Often the people who need to use government services the most are those who find it the hardest to do so. They don’t want to interact with us - they have to.
I’m a Content Designer with the team building the digital Personal Independence Payment (PIP) claim, a benefit for those who have difficulties as the result of a health condition or disability.
We want to make the digital PIP claim as effective as possible and I make sure what we write meets the needs of the users clearly, simply and quickly. If you’ve seen the existing paper application form for claiming PIP, you’ll appreciate this is no mean feat.
I recently joined our user researcher, Simon Hurst, at Sense, a national charity that supports people who are deafblind. Deaf-blindness is a combination of sight and hearing loss that can affect a person’s ability to communicate, access information and get around. There are about 250,000 people who are deafblind in the UK, many with varying degrees of vision or hearing.
We met with five deafblind users to get their views on how we could improve our latest version of the digital PIP claim.
The importance of assistive technology
This was my first user research session with people with sensory impairments and it was clear that assistive technology can massively affect the quality of life and independence of its users.
There are a range of innovations - that magnify the screen, change the screen colour, read the page content aloud - to make it easier. These technologies are going a long way to minimise the frustrations of using a computer and going online for many people.
We asked our users to look at the latest version of the digital PIP claim using laptops that were available in the Sense office.

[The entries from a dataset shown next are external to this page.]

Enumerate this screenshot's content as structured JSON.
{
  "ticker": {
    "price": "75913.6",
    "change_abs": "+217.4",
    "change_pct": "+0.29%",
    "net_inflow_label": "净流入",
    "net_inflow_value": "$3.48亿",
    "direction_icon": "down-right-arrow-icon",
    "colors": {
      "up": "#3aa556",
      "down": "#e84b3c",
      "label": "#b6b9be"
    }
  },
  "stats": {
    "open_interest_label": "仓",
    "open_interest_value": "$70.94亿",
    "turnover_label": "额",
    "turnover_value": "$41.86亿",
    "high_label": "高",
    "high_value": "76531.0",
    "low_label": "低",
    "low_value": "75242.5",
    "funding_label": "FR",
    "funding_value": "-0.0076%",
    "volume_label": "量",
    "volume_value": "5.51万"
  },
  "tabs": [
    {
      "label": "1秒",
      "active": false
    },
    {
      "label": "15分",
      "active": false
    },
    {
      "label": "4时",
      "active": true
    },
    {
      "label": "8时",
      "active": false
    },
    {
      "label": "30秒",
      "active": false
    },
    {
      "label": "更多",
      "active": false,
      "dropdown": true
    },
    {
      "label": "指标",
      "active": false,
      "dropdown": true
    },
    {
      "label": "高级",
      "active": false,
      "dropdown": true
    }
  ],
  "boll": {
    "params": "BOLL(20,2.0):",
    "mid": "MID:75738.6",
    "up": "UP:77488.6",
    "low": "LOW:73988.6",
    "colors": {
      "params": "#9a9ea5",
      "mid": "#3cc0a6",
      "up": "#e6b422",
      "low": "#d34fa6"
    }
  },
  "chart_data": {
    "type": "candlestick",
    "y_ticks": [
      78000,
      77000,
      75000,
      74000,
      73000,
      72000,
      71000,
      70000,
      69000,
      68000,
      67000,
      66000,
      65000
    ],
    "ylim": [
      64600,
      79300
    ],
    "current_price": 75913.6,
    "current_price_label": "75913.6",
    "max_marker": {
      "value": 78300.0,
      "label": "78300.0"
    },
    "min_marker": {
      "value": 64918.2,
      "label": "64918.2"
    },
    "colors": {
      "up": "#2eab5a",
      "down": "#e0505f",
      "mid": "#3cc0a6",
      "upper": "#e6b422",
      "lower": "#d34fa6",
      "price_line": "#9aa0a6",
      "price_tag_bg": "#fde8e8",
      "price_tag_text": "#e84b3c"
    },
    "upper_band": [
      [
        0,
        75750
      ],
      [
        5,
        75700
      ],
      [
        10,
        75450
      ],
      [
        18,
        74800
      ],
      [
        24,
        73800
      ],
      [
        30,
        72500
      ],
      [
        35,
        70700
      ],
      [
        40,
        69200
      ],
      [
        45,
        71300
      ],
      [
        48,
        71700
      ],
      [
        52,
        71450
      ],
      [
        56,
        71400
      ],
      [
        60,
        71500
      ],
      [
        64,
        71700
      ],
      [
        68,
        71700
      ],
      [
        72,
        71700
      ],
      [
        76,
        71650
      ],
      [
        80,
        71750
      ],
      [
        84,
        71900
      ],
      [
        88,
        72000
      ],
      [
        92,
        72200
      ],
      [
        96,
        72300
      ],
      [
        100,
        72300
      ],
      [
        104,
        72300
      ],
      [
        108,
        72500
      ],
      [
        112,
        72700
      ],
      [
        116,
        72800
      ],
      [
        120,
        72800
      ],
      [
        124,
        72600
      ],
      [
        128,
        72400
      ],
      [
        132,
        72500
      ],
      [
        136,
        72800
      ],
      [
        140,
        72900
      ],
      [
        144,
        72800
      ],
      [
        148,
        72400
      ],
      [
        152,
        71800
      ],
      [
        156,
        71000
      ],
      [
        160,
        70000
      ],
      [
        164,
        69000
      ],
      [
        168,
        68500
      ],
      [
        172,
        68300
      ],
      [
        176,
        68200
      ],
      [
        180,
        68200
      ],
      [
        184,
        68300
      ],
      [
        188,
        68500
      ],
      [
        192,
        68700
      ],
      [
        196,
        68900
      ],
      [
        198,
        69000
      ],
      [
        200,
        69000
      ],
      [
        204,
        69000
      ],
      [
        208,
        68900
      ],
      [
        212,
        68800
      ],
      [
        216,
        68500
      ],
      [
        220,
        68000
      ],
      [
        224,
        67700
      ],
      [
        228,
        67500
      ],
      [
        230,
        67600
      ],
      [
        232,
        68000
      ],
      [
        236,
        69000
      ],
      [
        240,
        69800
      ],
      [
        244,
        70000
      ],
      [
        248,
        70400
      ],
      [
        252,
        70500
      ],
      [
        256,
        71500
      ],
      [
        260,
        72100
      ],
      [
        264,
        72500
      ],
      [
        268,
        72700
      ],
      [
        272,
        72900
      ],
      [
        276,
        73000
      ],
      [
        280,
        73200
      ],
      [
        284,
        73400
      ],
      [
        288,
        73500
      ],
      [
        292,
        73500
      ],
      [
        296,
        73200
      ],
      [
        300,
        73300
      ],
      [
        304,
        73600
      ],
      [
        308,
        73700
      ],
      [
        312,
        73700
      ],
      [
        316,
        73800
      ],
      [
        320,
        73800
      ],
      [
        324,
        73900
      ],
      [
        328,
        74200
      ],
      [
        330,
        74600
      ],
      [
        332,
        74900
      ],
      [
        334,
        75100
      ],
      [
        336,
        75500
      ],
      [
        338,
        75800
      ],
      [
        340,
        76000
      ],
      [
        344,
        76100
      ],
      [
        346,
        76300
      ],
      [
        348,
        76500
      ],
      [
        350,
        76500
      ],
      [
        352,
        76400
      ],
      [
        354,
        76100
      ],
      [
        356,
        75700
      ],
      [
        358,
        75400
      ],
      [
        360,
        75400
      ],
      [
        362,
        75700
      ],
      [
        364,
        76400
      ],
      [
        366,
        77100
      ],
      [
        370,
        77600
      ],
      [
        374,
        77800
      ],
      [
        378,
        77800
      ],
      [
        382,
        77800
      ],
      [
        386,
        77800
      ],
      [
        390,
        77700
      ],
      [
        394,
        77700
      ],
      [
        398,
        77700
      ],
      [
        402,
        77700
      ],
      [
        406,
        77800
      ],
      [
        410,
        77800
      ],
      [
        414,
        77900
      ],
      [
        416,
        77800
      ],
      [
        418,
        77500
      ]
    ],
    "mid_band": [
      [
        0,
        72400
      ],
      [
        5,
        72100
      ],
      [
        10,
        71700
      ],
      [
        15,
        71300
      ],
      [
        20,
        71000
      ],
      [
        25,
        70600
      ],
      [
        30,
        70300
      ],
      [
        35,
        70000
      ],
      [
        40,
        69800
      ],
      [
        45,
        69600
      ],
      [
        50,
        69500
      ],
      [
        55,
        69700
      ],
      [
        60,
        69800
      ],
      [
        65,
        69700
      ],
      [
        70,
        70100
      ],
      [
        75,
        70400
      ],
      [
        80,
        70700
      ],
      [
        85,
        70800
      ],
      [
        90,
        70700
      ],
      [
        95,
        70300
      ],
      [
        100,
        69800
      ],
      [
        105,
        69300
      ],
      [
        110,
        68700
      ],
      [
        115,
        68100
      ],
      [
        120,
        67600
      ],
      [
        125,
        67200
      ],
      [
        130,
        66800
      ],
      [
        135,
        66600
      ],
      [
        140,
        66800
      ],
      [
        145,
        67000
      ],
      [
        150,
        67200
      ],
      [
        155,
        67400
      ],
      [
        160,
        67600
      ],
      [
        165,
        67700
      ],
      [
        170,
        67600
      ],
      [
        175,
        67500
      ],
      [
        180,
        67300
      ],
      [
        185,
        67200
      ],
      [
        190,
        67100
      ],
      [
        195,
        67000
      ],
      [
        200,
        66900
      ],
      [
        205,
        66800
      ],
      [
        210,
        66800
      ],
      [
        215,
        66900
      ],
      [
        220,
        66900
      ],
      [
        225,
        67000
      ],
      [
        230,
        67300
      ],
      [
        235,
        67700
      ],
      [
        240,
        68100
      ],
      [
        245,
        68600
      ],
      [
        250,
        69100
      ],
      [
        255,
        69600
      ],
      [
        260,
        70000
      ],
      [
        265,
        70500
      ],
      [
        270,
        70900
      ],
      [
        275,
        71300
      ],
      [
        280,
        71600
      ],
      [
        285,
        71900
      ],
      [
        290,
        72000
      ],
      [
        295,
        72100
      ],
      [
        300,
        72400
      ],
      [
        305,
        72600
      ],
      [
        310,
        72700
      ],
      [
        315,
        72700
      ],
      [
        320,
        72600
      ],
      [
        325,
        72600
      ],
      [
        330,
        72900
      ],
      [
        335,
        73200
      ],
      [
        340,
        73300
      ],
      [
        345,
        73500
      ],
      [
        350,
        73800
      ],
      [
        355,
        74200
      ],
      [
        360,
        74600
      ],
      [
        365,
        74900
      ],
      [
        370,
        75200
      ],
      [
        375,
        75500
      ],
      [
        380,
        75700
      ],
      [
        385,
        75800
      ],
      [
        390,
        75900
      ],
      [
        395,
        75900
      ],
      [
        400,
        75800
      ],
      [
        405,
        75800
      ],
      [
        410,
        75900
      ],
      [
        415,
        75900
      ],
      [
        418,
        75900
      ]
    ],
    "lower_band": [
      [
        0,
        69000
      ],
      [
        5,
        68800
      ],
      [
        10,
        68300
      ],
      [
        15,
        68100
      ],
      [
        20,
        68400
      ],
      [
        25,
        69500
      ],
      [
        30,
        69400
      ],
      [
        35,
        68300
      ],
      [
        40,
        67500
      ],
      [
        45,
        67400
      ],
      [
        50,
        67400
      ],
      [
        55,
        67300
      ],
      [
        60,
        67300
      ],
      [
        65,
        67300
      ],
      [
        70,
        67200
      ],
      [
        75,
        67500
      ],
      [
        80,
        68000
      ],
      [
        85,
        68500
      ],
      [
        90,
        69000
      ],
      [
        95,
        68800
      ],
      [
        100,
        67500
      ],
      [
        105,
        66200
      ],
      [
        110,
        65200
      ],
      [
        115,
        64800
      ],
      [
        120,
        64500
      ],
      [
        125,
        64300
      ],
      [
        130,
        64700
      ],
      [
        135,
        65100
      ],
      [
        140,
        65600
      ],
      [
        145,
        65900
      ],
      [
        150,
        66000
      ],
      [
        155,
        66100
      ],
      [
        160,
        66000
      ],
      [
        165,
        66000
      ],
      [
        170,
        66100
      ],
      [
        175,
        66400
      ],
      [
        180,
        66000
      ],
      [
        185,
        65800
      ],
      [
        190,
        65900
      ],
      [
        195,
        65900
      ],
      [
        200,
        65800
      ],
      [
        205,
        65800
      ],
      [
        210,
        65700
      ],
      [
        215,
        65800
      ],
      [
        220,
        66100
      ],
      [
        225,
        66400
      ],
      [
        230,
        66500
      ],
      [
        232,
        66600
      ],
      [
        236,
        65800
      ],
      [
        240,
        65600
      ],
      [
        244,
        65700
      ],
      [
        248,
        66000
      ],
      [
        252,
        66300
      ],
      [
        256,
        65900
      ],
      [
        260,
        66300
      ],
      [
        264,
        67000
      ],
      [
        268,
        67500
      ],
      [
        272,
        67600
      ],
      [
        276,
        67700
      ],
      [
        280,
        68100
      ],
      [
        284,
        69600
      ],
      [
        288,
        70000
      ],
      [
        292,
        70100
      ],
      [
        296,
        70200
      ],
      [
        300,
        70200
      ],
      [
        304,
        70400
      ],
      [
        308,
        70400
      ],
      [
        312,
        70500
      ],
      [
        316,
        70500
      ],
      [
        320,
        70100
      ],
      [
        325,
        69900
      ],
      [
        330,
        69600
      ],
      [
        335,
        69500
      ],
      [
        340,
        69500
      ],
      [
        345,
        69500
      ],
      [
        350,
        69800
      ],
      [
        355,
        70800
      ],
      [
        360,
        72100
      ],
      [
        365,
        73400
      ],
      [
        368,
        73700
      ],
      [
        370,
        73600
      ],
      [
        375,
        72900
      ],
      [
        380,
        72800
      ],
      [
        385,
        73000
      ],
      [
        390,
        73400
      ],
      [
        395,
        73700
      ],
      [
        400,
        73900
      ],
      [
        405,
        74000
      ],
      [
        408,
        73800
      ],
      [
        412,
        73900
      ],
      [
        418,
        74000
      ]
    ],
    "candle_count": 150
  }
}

Although assistive technology was available on each machine, it became clear that the unfamiliarity of the browser, the size of the screen and the layout of the keys all had a significant impact on the usability of the laptop for our users. At our next session at Sense we will encourage users to bring their own, familiar devices.
Using assistive technology
The way the users interacted with our digital service varied. Marcus and Atif had helpers who would read the content of a page out or type for them; Steven and Margaret relied on screen readers; Norman, Marcus and Atif used screen magnifiers; Atif had a hands-on sign language interpreter (he would touch the interpreters hand to understand what was being signed); and Marcus would print a page out, memorise the order of the questions, hand-write the answers, before then completing it online.
Whichever approach they relied on, it was apparent that completing a transaction online can be a long process and exhausting for both the user and the helper or interpreter. Regular breaks need to be taken. We’re developing a ‘save and continue later’ function for the digital claim which we hope will make this easier.
The session also highlighted that not all assistive technology interacts the same way with our webpages. The pages worked well with one screenreader but less so with another, so we’ll be making sure we work closely with experts in assisted technology to understand the differences better. And, we’ll be testing the online journey with as many different types of assisted technology as possible.
The impact of second or third languages
The session was my first experience of seeing hands-on signing. There are roughly 150,000 people in Britain who use British Sign Language and it’s the preferred language of 50,000 to 70,000.
English was the third language of Atif, after sign language (his first) and Urdu. So he had to translate everything through two other languages before being able to gain any understanding of what the digital claim was asking of him. When trying to explain something as important as his quality of life, it became apparent how draining and frustrating this would be.
Making services clear, simple and accessible
So, we’re going to go back on a regular basis and work more closely with Sense (and other organisations that support people with health conditions and disabilities).
We need to make the digital PIP claim - and all government services - clear, simple and accessible to all, especially for those who find our services the hardest to use. This won’t just make our services quicker and easier for all our users, but for many, it’s essential.